Minister tells Brendan O’Malley how he will use the UK as a model for reforms

THE Russian education minister, Vladimir Filippov, is planning to introduce a British-style testing regime in primary and secondary schools.

Mr Filippov told the TES in London last week that he was impressed with Britain’s attempts to raise the quality of education through standardised tests at seven, 11 and 14 and hoped to follow suit after a current pilot scheme for a single state school-leaving exam had been fully adopted by all regions in the Russian Federation.

“I think that after introducing this general final examination in Russia, we will also introduce the same at the different levels during education - in mathematics and Russian language,” he said.

He hopes to copy British schools’ extensive use of information technology across subjects in primary as well as secondary school. “Our view is that your country is the best in this, especially in secondary schools,” he said.

He also wants to borrow from the British practice of including members of the local community, not just parents, on boards of governors.

“Each school in Russia has a council of parents, but they always have a heavy dependence on staff and the director of the school,” he said, after talking to governors at Millfields primary school in Hackney, east London.

“We want to involve members of local society in the schools and will be bringing in a law next year.”

Russia’s experiment with a single school-leaving and university entrance exam was launched in five regions in 2001 with assistance from the British Council and has been extended to 48 this year. It copied an earlier British pilot project carried out in St Petersburg.

The exam is a test of final-year students set by independent commissions using comparable material throughout Russia. It was taken by 600,000 school-leavers this year and Mr Filippov expects it to be extended to the whole country within two years.

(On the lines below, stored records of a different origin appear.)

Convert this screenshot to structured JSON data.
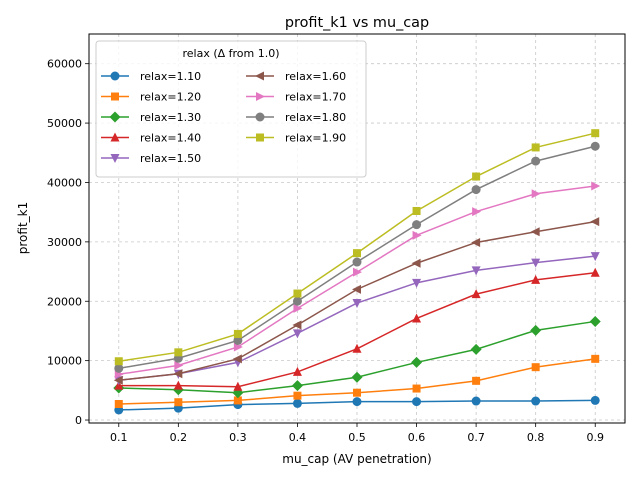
{
  "chart_data": {
    "type": "line",
    "title": "profit_k1 vs mu_cap",
    "xlabel": "mu_cap (AV penetration)",
    "ylabel": "profit_k1",
    "xlim": [
      0.05,
      0.95
    ],
    "ylim": [
      -500,
      65000
    ],
    "x": [
      0.1,
      0.2,
      0.3,
      0.4,
      0.5,
      0.6,
      0.7,
      0.8,
      0.9
    ],
    "x_tick_labels": [
      "0.1",
      "0.2",
      "0.3",
      "0.4",
      "0.5",
      "0.6",
      "0.7",
      "0.8",
      "0.9"
    ],
    "y_ticks": [
      0,
      10000,
      20000,
      30000,
      40000,
      50000,
      60000
    ],
    "y_tick_labels": [
      "0",
      "10000",
      "20000",
      "30000",
      "40000",
      "50000",
      "60000"
    ],
    "grid": true,
    "legend": {
      "title": "relax (Δ from 1.0)",
      "position": "upper-left",
      "columns": 2
    },
    "series": [
      {
        "name": "relax=1.10",
        "color": "#1f77b4",
        "marker": "circle",
        "values": [
          1700,
          2000,
          2600,
          2800,
          3100,
          3100,
          3200,
          3200,
          3300
        ]
      },
      {
        "name": "relax=1.20",
        "color": "#ff7f0e",
        "marker": "square",
        "values": [
          2700,
          3000,
          3300,
          4100,
          4600,
          5300,
          6600,
          8900,
          10300
        ]
      },
      {
        "name": "relax=1.30",
        "color": "#2ca02c",
        "marker": "diamond",
        "values": [
          5400,
          5100,
          4600,
          5800,
          7200,
          9700,
          11900,
          15100,
          16600
        ]
      },
      {
        "name": "relax=1.40",
        "color": "#d62728",
        "marker": "triangle-up",
        "values": [
          5800,
          5800,
          5600,
          8100,
          12000,
          17100,
          21200,
          23600,
          24800
        ]
      },
      {
        "name": "relax=1.50",
        "color": "#9467bd",
        "marker": "triangle-down",
        "values": [
          6700,
          7800,
          9700,
          14600,
          19700,
          23100,
          25200,
          26500,
          27600
        ]
      },
      {
        "name": "relax=1.60",
        "color": "#8c564b",
        "marker": "triangle-left",
        "values": [
          6700,
          7800,
          10300,
          16000,
          22000,
          26400,
          29900,
          31700,
          33400
        ]
      },
      {
        "name": "relax=1.70",
        "color": "#e377c2",
        "marker": "triangle-right",
        "values": [
          7700,
          9200,
          12300,
          18800,
          24900,
          31100,
          35100,
          38100,
          39400
        ]
      },
      {
        "name": "relax=1.80",
        "color": "#7f7f7f",
        "marker": "circle",
        "values": [
          8700,
          10400,
          13400,
          20000,
          26600,
          32900,
          38800,
          43600,
          46100
        ]
      },
      {
        "name": "relax=1.90",
        "color": "#bcbd22",
        "marker": "square",
        "values": [
          9900,
          11400,
          14500,
          21300,
          28100,
          35200,
          41000,
          45900,
          48300
        ]
      }
    ]
  }
}
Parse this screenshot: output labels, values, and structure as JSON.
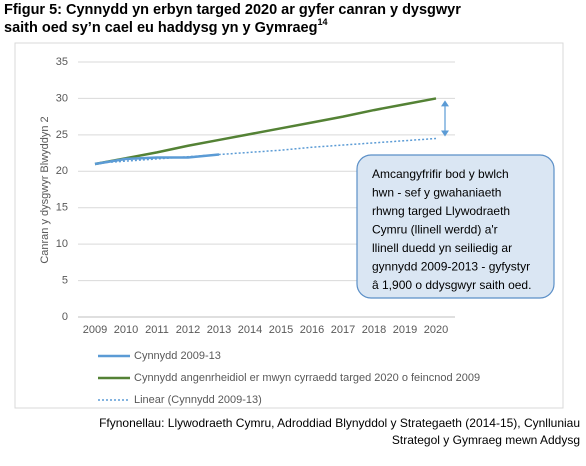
{
  "chart_data": {
    "type": "line",
    "title": "Ffigur 5: Cynnydd yn erbyn targed 2020 ar gyfer canran y dysgwyr saith oed sy’n cael eu haddysg yn y Gymraeg",
    "title_superscript": "14",
    "y_label": "Canran y dysgwyr Blwyddyn 2",
    "x": [
      2009,
      2010,
      2011,
      2012,
      2013,
      2014,
      2015,
      2016,
      2017,
      2018,
      2019,
      2020
    ],
    "ylim": [
      0,
      35
    ],
    "yticks": [
      0,
      5,
      10,
      15,
      20,
      25,
      30,
      35
    ],
    "grid": true,
    "series": [
      {
        "name": "Cynnydd 2009-13",
        "color": "#5b9bd5",
        "style": "solid",
        "values": [
          21.0,
          21.7,
          21.9,
          21.9,
          22.3,
          null,
          null,
          null,
          null,
          null,
          null,
          null
        ]
      },
      {
        "name": "Cynnydd angenrheidiol er mwyn cyrraedd targed 2020 o feincnod 2009",
        "color": "#548235",
        "style": "solid",
        "values": [
          21.0,
          21.8,
          22.6,
          23.5,
          24.3,
          25.1,
          25.9,
          26.7,
          27.5,
          28.4,
          29.2,
          30.0
        ]
      },
      {
        "name": "Linear (Cynnydd 2009-13)",
        "color": "#5b9bd5",
        "style": "dotted",
        "values": [
          21.1,
          21.4,
          21.7,
          22.0,
          22.3,
          22.6,
          22.9,
          23.3,
          23.6,
          23.9,
          24.2,
          24.5
        ]
      }
    ],
    "annotation": [
      "Amcangyfrifir bod y bwlch",
      "hwn - sef y gwahaniaeth",
      "rhwng targed Llywodraeth",
      "Cymru (llinell werdd) a'r",
      "llinell duedd yn seiliedig ar",
      "gynnydd 2009-2013 - gyfystyr",
      "â 1,900 o ddysgwyr saith oed."
    ],
    "source": [
      "Ffynonellau: Llywodraeth Cymru, Adroddiad Blynyddol y Strategaeth (2014-15), Cynlluniau",
      "Strategol y Gymraeg mewn Addysg"
    ]
  }
}
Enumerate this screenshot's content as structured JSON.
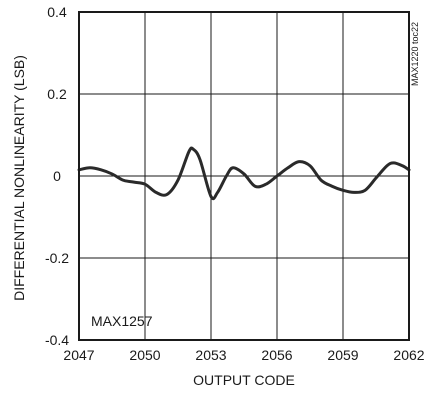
{
  "chart_data": {
    "type": "line",
    "title": "",
    "xlabel": "OUTPUT CODE",
    "ylabel": "DIFFERENTIAL NONLINEARITY (LSB)",
    "xlim": [
      2047,
      2062
    ],
    "ylim": [
      -0.4,
      0.4
    ],
    "x_ticks": [
      "2047",
      "2050",
      "2053",
      "2056",
      "2059",
      "2062"
    ],
    "y_ticks": [
      "0.4",
      "0.2",
      "0",
      "-0.2",
      "-0.4"
    ],
    "grid": true,
    "annotation": "MAX1257",
    "figure_ref": "MAX1220 toc22",
    "series": [
      {
        "x": [
          2047,
          2047.5,
          2048,
          2048.5,
          2049,
          2049.5,
          2050,
          2050.5,
          2051,
          2051.5,
          2052,
          2052.2,
          2052.5,
          2053,
          2053.3,
          2053.7,
          2054,
          2054.5,
          2055,
          2055.5,
          2056,
          2056.5,
          2057,
          2057.5,
          2058,
          2058.5,
          2059,
          2059.5,
          2060,
          2060.5,
          2061,
          2061.3,
          2061.7,
          2062
        ],
        "y": [
          0.015,
          0.02,
          0.015,
          0.005,
          -0.01,
          -0.015,
          -0.02,
          -0.04,
          -0.045,
          -0.01,
          0.06,
          0.065,
          0.04,
          -0.05,
          -0.04,
          0.0,
          0.02,
          0.005,
          -0.025,
          -0.02,
          0.0,
          0.02,
          0.035,
          0.025,
          -0.01,
          -0.025,
          -0.035,
          -0.04,
          -0.035,
          -0.005,
          0.025,
          0.032,
          0.025,
          0.015
        ],
        "color": "#2a2a2a"
      }
    ]
  }
}
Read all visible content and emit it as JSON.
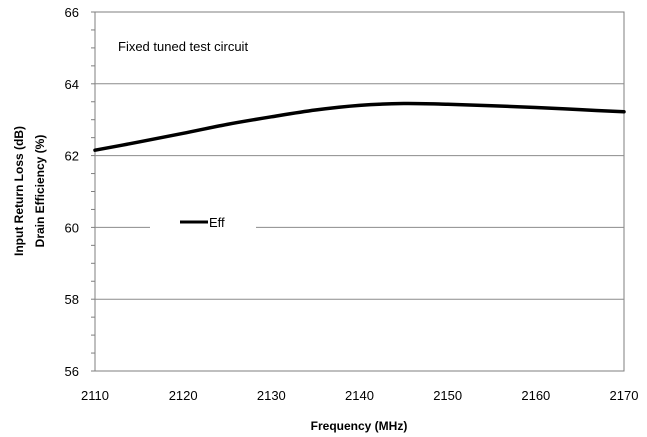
{
  "chart_data": {
    "type": "line",
    "title": "",
    "annotation": "Fixed tuned test circuit",
    "xlabel": "Frequency (MHz)",
    "ylabel_lines": [
      "Input Return Loss (dB)",
      "Drain Efficiency (%)"
    ],
    "xlim": [
      2110,
      2170
    ],
    "ylim": [
      56,
      66
    ],
    "x_ticks": [
      2110,
      2120,
      2130,
      2140,
      2150,
      2160,
      2170
    ],
    "y_ticks": [
      56,
      58,
      60,
      62,
      64,
      66
    ],
    "grid": "horizontal",
    "legend_placement": "center-left",
    "series": [
      {
        "name": "Eff",
        "color": "#000000",
        "x": [
          2110,
          2115,
          2120,
          2125,
          2130,
          2135,
          2140,
          2145,
          2150,
          2155,
          2160,
          2165,
          2170
        ],
        "y": [
          62.15,
          62.38,
          62.62,
          62.87,
          63.08,
          63.27,
          63.4,
          63.45,
          63.43,
          63.39,
          63.34,
          63.28,
          63.22
        ]
      }
    ]
  }
}
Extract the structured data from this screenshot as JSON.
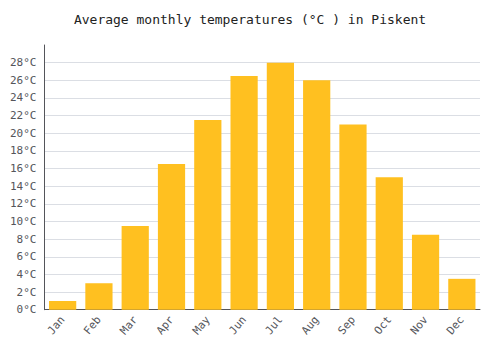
{
  "chart_data": {
    "type": "bar",
    "title": "Average monthly temperatures (°C ) in Piskent",
    "categories": [
      "Jan",
      "Feb",
      "Mar",
      "Apr",
      "May",
      "Jun",
      "Jul",
      "Aug",
      "Sep",
      "Oct",
      "Nov",
      "Dec"
    ],
    "values": [
      1,
      3,
      9.5,
      16.5,
      21.5,
      26.5,
      28,
      26,
      21,
      15,
      8.5,
      3.5
    ],
    "color": "#FFC020",
    "ylim": [
      0,
      30
    ],
    "yticks": [
      {
        "value": 0,
        "label": "0°C"
      },
      {
        "value": 2,
        "label": "2°C"
      },
      {
        "value": 4,
        "label": "4°C"
      },
      {
        "value": 6,
        "label": "6°C"
      },
      {
        "value": 8,
        "label": "8°C"
      },
      {
        "value": 10,
        "label": "10°C"
      },
      {
        "value": 12,
        "label": "12°C"
      },
      {
        "value": 14,
        "label": "14°C"
      },
      {
        "value": 16,
        "label": "16°C"
      },
      {
        "value": 18,
        "label": "18°C"
      },
      {
        "value": 20,
        "label": "20°C"
      },
      {
        "value": 22,
        "label": "22°C"
      },
      {
        "value": 24,
        "label": "24°C"
      },
      {
        "value": 26,
        "label": "26°C"
      },
      {
        "value": 28,
        "label": "28°C"
      }
    ],
    "grid": true
  }
}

Lena Lenskaya, an assistant director for the British Council in Moscow, who accompanied Mr Filippov, said another concept lifted from Britain was the focus on key skills, driven by the changing demands of the world economy and Russia’s poor performance in international comparative knowledge tests.

“In Soviet days people were accustomed to being tied to one job and once you were in university your life was very predictable,” she said.

“But these days you have to learn to live with uncertainty. You need to learn new skills, such as communications skills, and how to work with people you may never see again.”

Mr Filippov was in Britain to cement educational ties and pave the way for university degree partnerships between the two countries.